Koordinator Korwil IV MUI Jawa Timur yang juga Ketua Umum MUI Kabupaten Bojonegoro, KH Alamul Huda, menilai MUI menghadapi tantangan besar sebagai shodiqul hukumah atau mitra pemerintah, terutama ketika terjadi kekeliruan dalam kebijakan.

“Maka kita harus bercermin pada KH Hasyim Asy'ari. Saat itu beliau berani mengatakan, yang mati dalam perjuangan melawan penjajah adalah mati syahid, karena tugas kita itu al amru bil ma'ruf wal nahyu anil munkar,” jelasnya.

Rakorwil ini juga menghadirkan sesi diskusi panel yang dimoderatori Nur Fakih, dengan menghadirkan Prof. Abdul Chalik sebagai pembicara utama. Diskusi membahas urgensi peran ulama dalam mengantisipasi kerusakan lingkungan dan risiko bencana.
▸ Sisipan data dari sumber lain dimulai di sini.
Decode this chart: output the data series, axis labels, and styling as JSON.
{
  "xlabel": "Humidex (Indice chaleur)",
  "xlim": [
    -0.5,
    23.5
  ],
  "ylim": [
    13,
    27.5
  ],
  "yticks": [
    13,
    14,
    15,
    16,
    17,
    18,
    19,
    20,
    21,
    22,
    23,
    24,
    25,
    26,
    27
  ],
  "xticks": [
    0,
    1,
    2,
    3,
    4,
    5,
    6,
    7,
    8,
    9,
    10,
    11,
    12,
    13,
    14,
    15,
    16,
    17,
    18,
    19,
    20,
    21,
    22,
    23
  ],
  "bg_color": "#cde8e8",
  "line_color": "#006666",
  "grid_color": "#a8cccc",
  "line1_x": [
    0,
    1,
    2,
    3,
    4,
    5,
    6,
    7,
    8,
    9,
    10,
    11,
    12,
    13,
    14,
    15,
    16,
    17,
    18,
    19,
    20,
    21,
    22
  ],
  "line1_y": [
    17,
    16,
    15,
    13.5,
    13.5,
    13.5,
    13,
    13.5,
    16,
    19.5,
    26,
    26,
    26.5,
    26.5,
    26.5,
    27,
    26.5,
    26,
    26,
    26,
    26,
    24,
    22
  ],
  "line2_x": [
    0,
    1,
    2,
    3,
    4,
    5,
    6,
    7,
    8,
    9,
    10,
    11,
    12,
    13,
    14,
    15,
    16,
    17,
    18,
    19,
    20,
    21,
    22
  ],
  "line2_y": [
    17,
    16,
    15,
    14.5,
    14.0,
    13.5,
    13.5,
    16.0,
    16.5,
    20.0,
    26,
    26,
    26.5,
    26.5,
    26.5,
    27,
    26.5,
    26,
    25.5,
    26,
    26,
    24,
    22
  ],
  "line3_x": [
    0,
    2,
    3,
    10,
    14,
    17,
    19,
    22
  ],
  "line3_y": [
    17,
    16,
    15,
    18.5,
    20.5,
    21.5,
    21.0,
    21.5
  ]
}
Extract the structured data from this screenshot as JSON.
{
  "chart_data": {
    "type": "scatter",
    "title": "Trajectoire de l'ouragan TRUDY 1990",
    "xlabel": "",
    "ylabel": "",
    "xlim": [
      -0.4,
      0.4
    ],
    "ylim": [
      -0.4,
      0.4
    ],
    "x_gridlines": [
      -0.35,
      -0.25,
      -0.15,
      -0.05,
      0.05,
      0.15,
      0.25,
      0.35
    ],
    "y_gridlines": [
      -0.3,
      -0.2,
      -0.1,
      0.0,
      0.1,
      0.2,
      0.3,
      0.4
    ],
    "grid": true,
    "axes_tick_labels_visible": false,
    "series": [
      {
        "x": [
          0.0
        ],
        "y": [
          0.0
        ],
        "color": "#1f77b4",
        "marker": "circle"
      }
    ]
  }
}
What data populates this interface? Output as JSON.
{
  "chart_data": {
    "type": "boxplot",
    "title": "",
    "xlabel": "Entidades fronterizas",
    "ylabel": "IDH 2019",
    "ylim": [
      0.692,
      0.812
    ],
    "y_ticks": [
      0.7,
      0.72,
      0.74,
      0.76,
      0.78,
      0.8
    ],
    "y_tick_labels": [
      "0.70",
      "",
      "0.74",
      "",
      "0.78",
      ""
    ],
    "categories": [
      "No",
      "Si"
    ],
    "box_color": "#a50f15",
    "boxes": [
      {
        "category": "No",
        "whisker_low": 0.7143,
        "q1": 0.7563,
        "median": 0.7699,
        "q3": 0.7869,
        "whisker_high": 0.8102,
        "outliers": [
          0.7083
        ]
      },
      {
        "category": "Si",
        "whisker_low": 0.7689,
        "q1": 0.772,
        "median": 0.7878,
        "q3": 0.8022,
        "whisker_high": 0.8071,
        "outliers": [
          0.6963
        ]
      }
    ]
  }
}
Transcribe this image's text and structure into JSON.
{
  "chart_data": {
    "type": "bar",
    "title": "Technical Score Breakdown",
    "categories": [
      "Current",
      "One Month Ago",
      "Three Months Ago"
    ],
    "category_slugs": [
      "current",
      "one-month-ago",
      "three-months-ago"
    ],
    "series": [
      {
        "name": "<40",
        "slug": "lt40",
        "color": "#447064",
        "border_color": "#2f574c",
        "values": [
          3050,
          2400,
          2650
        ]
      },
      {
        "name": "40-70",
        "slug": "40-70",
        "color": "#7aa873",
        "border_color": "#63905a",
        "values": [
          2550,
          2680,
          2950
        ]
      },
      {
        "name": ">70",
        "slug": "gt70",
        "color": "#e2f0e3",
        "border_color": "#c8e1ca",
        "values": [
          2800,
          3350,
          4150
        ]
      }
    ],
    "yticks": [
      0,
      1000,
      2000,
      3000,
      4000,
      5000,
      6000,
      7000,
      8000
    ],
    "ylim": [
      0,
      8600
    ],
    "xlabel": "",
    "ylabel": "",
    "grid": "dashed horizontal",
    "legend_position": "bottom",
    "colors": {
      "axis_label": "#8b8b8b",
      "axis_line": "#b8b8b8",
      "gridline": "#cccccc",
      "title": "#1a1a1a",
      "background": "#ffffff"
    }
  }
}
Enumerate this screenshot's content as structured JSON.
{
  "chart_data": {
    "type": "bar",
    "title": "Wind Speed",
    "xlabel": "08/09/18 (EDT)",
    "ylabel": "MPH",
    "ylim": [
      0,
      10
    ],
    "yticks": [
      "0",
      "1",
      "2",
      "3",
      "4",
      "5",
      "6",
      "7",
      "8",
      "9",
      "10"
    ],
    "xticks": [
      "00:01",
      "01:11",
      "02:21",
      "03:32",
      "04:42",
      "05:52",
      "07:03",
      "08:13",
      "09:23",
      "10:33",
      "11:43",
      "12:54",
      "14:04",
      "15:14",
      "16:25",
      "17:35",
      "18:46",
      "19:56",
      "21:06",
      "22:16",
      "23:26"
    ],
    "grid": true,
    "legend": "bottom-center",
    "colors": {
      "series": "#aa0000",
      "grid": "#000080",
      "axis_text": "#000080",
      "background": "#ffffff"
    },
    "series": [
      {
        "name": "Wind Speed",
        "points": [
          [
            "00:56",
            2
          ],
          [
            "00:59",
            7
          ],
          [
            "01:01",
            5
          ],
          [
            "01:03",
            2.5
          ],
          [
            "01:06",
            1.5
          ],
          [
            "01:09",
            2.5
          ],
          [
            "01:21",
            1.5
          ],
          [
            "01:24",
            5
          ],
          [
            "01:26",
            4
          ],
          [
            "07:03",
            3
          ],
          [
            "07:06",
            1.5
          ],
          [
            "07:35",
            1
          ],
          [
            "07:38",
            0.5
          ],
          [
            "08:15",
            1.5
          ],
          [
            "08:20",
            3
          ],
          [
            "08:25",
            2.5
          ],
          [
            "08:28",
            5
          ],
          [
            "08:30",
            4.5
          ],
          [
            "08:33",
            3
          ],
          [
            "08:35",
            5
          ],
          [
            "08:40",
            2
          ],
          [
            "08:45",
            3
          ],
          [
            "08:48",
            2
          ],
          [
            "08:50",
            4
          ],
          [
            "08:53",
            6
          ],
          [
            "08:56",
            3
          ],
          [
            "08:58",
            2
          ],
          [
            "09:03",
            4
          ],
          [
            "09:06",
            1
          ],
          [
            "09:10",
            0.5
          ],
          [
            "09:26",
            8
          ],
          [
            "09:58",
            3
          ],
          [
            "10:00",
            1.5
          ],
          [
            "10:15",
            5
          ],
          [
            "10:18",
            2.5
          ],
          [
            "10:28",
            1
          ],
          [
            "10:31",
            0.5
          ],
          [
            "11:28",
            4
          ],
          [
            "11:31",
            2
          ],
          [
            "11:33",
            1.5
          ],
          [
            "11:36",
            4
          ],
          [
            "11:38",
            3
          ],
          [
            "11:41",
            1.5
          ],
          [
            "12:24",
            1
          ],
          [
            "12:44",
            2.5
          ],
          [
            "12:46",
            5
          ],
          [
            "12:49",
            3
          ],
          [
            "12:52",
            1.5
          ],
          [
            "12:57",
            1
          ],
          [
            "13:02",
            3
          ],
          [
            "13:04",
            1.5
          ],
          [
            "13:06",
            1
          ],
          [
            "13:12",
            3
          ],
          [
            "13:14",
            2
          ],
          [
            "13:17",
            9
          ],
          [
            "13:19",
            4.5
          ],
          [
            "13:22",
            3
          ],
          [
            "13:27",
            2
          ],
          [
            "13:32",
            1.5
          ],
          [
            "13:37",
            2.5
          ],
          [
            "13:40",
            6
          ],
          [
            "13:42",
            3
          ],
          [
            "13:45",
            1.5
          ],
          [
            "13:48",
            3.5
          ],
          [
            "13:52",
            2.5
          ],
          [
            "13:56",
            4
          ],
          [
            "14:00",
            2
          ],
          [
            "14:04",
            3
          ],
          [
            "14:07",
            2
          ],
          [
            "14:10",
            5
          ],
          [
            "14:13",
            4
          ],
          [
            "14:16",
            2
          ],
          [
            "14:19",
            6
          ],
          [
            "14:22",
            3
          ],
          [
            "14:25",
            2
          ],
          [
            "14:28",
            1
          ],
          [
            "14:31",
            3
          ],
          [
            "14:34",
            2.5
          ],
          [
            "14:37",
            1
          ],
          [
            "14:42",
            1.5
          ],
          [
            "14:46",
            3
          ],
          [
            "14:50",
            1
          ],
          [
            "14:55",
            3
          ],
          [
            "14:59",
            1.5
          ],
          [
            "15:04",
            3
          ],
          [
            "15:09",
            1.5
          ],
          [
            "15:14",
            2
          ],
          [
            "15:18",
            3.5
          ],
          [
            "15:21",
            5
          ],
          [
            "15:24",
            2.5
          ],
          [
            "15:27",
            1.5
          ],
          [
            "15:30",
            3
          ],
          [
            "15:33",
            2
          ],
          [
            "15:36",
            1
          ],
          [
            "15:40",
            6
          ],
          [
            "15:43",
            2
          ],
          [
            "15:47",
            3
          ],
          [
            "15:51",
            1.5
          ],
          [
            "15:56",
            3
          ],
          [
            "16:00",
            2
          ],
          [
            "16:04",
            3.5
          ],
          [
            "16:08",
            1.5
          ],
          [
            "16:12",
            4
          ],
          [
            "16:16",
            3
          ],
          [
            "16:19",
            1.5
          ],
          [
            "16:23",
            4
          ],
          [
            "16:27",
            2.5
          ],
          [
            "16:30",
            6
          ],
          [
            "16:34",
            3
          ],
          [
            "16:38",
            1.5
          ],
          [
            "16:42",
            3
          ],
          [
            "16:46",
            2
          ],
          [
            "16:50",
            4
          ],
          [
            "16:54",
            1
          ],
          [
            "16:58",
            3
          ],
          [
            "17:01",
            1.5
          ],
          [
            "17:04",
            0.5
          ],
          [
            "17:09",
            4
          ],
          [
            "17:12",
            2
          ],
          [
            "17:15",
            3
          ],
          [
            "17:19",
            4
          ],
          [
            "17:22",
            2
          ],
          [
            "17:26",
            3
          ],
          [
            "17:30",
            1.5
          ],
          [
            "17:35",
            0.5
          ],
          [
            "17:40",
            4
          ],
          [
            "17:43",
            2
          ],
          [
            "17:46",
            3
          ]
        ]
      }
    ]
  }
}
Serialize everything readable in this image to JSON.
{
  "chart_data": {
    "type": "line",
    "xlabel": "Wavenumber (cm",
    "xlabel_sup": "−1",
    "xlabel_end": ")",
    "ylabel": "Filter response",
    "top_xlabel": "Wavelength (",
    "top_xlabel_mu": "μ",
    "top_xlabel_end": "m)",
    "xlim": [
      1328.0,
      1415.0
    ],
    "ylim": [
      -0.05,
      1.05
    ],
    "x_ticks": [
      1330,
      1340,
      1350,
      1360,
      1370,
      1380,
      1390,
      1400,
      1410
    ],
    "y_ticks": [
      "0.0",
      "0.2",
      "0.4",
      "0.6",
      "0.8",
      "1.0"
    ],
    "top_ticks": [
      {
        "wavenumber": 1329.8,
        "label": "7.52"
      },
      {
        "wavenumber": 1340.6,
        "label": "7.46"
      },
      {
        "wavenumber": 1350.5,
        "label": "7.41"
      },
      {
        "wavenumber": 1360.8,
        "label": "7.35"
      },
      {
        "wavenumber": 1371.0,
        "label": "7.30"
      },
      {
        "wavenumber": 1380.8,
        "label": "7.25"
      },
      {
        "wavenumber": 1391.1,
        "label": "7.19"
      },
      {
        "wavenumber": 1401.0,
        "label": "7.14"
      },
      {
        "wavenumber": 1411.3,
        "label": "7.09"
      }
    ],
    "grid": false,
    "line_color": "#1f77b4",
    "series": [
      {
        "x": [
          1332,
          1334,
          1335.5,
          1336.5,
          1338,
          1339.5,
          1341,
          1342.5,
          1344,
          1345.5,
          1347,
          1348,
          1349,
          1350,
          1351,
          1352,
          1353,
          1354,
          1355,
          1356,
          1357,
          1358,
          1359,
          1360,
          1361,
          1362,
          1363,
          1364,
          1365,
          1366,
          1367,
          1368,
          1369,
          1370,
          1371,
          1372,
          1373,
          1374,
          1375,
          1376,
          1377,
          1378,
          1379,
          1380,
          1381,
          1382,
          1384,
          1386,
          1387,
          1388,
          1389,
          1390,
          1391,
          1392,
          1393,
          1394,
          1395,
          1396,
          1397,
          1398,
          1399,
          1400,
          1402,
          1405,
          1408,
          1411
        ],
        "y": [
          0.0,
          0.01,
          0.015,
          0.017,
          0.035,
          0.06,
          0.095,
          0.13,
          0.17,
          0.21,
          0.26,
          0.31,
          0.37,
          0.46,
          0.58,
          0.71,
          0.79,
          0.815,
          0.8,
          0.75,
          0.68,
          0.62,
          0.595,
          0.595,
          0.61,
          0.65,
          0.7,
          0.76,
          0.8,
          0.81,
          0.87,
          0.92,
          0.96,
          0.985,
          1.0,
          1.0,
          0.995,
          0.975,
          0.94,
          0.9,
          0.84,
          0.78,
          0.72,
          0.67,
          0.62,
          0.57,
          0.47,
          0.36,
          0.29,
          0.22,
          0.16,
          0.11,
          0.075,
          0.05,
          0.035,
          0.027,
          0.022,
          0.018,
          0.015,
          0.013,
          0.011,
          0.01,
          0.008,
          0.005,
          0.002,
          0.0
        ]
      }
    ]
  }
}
Dalam paparannya, Prof. Chalik menegaskan bahwa banyak bencana alam sebenarnya bisa dicegah apabila ada peran aktif dari berbagai pihak, termasuk ulama.

Ia mencontohkan bahwa persoalan lingkungan tidak hanya terjadi di Sumatra dan Aceh, tetapi juga melanda wilayah pantura seperti banjir tahunan.

“Maka ulama tidak boleh hanya berdoa dan mendengar saja, namun harus berani mengingatkan apabila terjadi potensi kerusakan lingkungan di wilayah kita,” katanya.

Prof. Chalik menambahkan, berbagai persoalan lingkungan, mulai banjir tahunan, banjir rob, polusi industri, hingga alih fungsi lahan seharusnya dapat diantisipasi sejak dini.

“Ulama memiliki peran sentral sebagai pemimpin moral yang dapat menggerakkan umat untuk menjaga kelestarian lingkungan sebagai amanah dari Allah SWT, serta mendorong pemerintah daerah menyusun kebijakan yang pro lingkungan, pro rakyat, dan pro rakyat miskin,” pungkas Prof Chalik. (hud/van)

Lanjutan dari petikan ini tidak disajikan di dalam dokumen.